For those achieving a CR, the median overall survival (OS) had not yet been reached. The 6-month OS rate in those achieving a CR was 92% in the full group and 94% in the core group. The 6-month OS rate in those with a partial remission (PR) was 75% and 81%, in the full and core groups, respectively. The median OS in those with a PR was 9 months.
"Overall survival compares favorably to historical controls for chemorefractory DLBCL," said Abramson. "In patients in the core group, at 1 year, overall survival was 73%."
Across the full study, 1 patient experienced severe CRS and 11 had severe neurotoxicity (12%). CRS of any grade was experienced by 35% of patients and 19% had neurotoxicity of any grade. Fifty-five patients (60%) did not experience CRS or neurotoxicity of any grade. The median time to onset of CRS was 5 days (range, 1-14) and for neurotoxicity it was 10 days (range, 3-23). Twelve percent of patients received tocilizumab and 16% received dexamethasone.
The 1 case of severe CRS was seen in the core study population at the DL1 dose. In this group, severe neurotoxicity was experienced by 15% of patients. In the DL2 group, the severe CRS and neurotoxicity rates were 0% and 7%. All-grade CRS and neurotoxicity was experienced by 36% and 21% of patients, respectively, in the core population. Overall, 58% of patients did not experience CRS or neurotoxicity.
Outside of CRS and neurotoxicity, the most common treatment-emergent adverse events (TEAEs) were neutropenia (49%), anemia (38%), fatigue (37%), thrombocytopenia (29%), nausea (27%), and diarrhea (25%).
"There were low rates of severe CRS and neurotoxicity, with only a single case of severe CRS," said Abramson. "Evaluation of outpatient administration is ongoing in the pivotal cohort."

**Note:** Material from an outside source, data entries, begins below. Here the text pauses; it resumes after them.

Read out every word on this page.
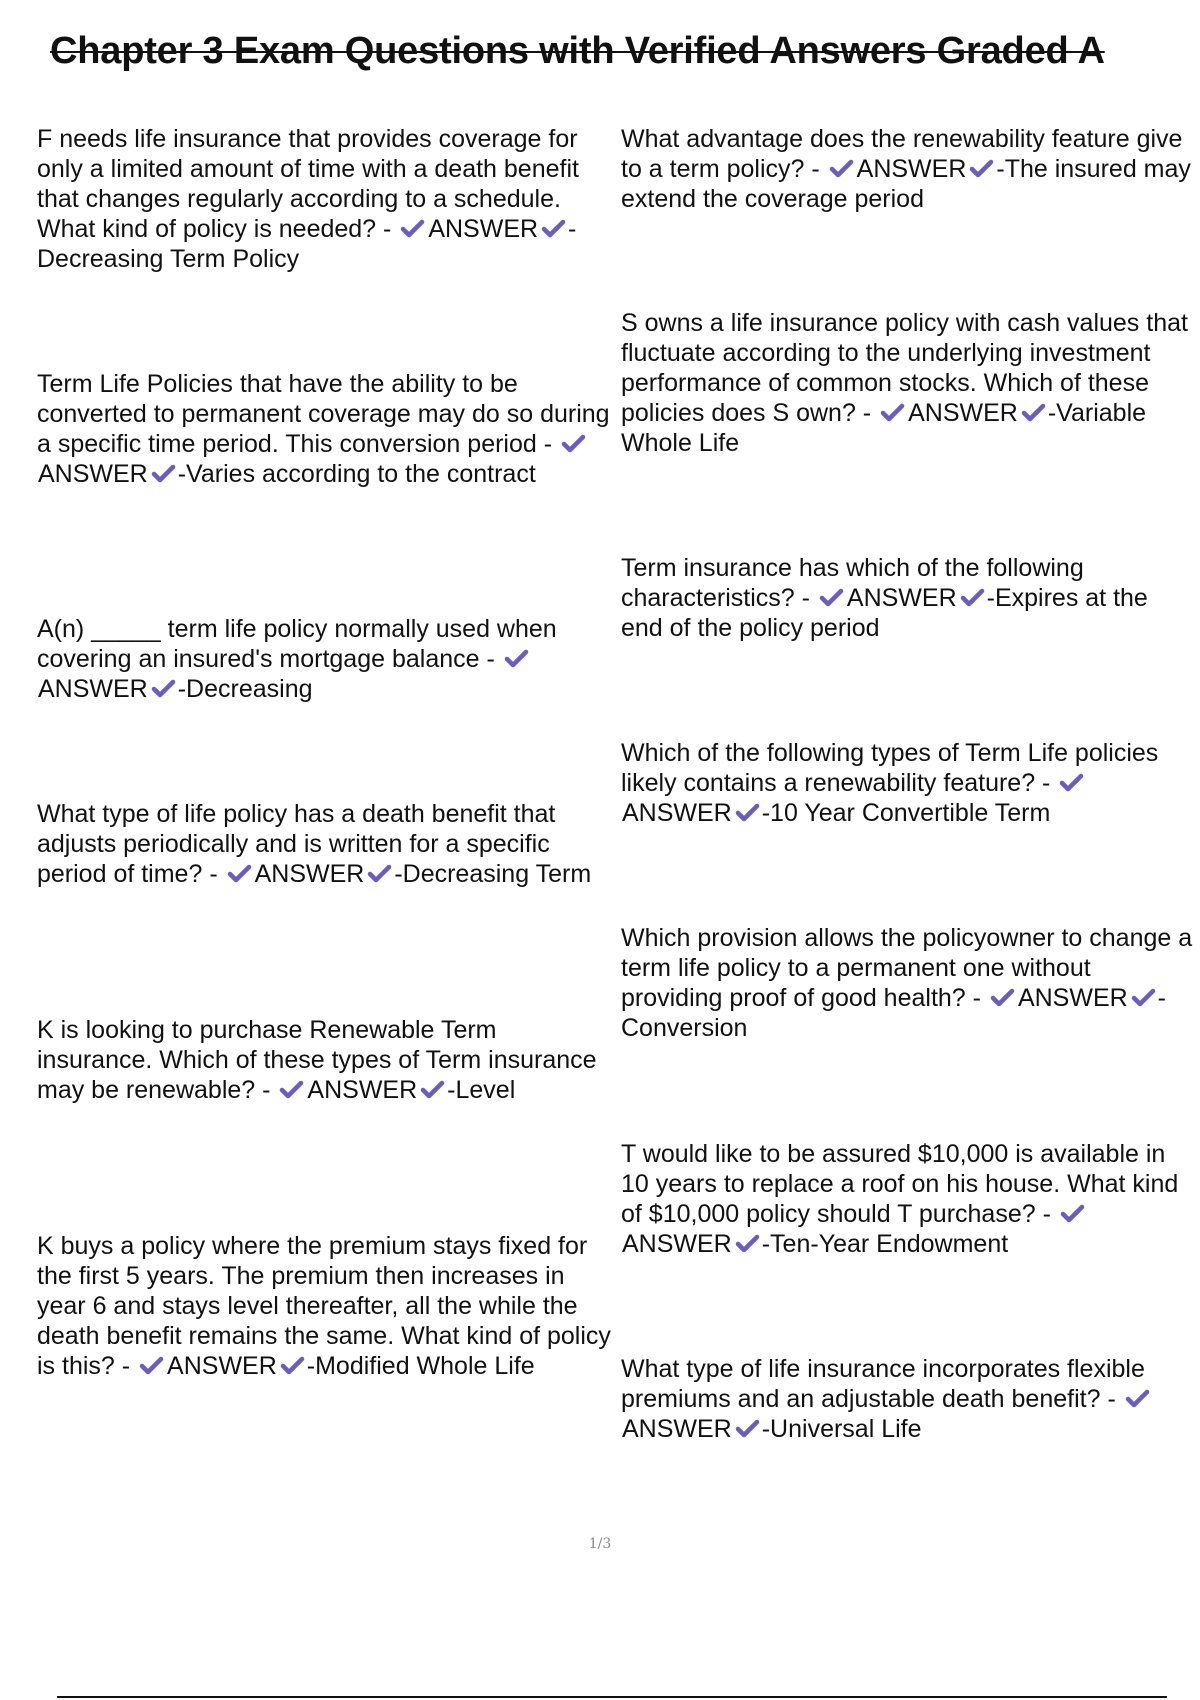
Chapter 3 Exam Questions with Verified Answers Graded A
F needs life insurance that provides coverage for only a limited amount of time with a death benefit that changes regularly according to a schedule. What kind of policy is needed? - ANSWER -Decreasing Term Policy
What advantage does the renewability feature give to a term policy? - ANSWER -The insured may extend the coverage period
S owns a life insurance policy with cash values that fluctuate according to the underlying investment performance of common stocks. Which of these policies does S own? - ANSWER -Variable Whole Life
Term Life Policies that have the ability to be converted to permanent coverage may do so during a specific time period. This conversion period -
ANSWER -Varies according to the contract
Term insurance has which of the following characteristics? - ANSWER -Expires at the end of the policy period
A(n) _____ term life policy normally used when covering an insured's mortgage balance -
ANSWER -Decreasing
Which of the following types of Term Life policies likely contains a renewability feature? -
ANSWER -10 Year Convertible Term
What type of life policy has a death benefit that adjusts periodically and is written for a specific period of time? - ANSWER -Decreasing Term
Which provision allows the policyowner to change a term life policy to a permanent one without providing proof of good health? - ANSWER -Conversion
K is looking to purchase Renewable Term insurance. Which of these types of Term insurance may be renewable? - ANSWER -Level
T would like to be assured $10,000 is available in 10 years to replace a roof on his house. What kind of $10,000 policy should T purchase? -
ANSWER -Ten-Year Endowment
K buys a policy where the premium stays fixed for the first 5 years. The premium then increases in year 6 and stays level thereafter, all the while the death benefit remains the same. What kind of policy is this? - ANSWER -Modified Whole Life	What type of life insurance incorporates flexible premiums and an adjustable death benefit? -
ANSWER -Universal Life
1/3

The pivotal cohort of the TRANSCEND trial exploring DL2 of liso-cel is currently enrolling patients with DLBCL (NCT02631044). If positive, Juno Therapeutics, the company developing liso-cell plans to submit a biologics license application to the FDA. Based on earlier findings for the CAR T-cell therapy, liso-cel received a breakthrough therapy designation from the FDA for non-Hodgkin lymphoma in December 2016.
Abramson JS, Palomba ML, Gordon LI, et al. High Durable CR Rates in Relapsed/Refractory (R/R) Aggressive B-NHL Treated with the CD19-Directed CAR T Cell Product JCAR017 (TRANSCEND NHL 001): Defined Composition Allows for Dose-Finding and Definition of Pivotal Cohort. Presented at: ASH Annual Meeting and Exposition; Dec. 9-12, 2017; Atlanta, Georgia. Abstract 581.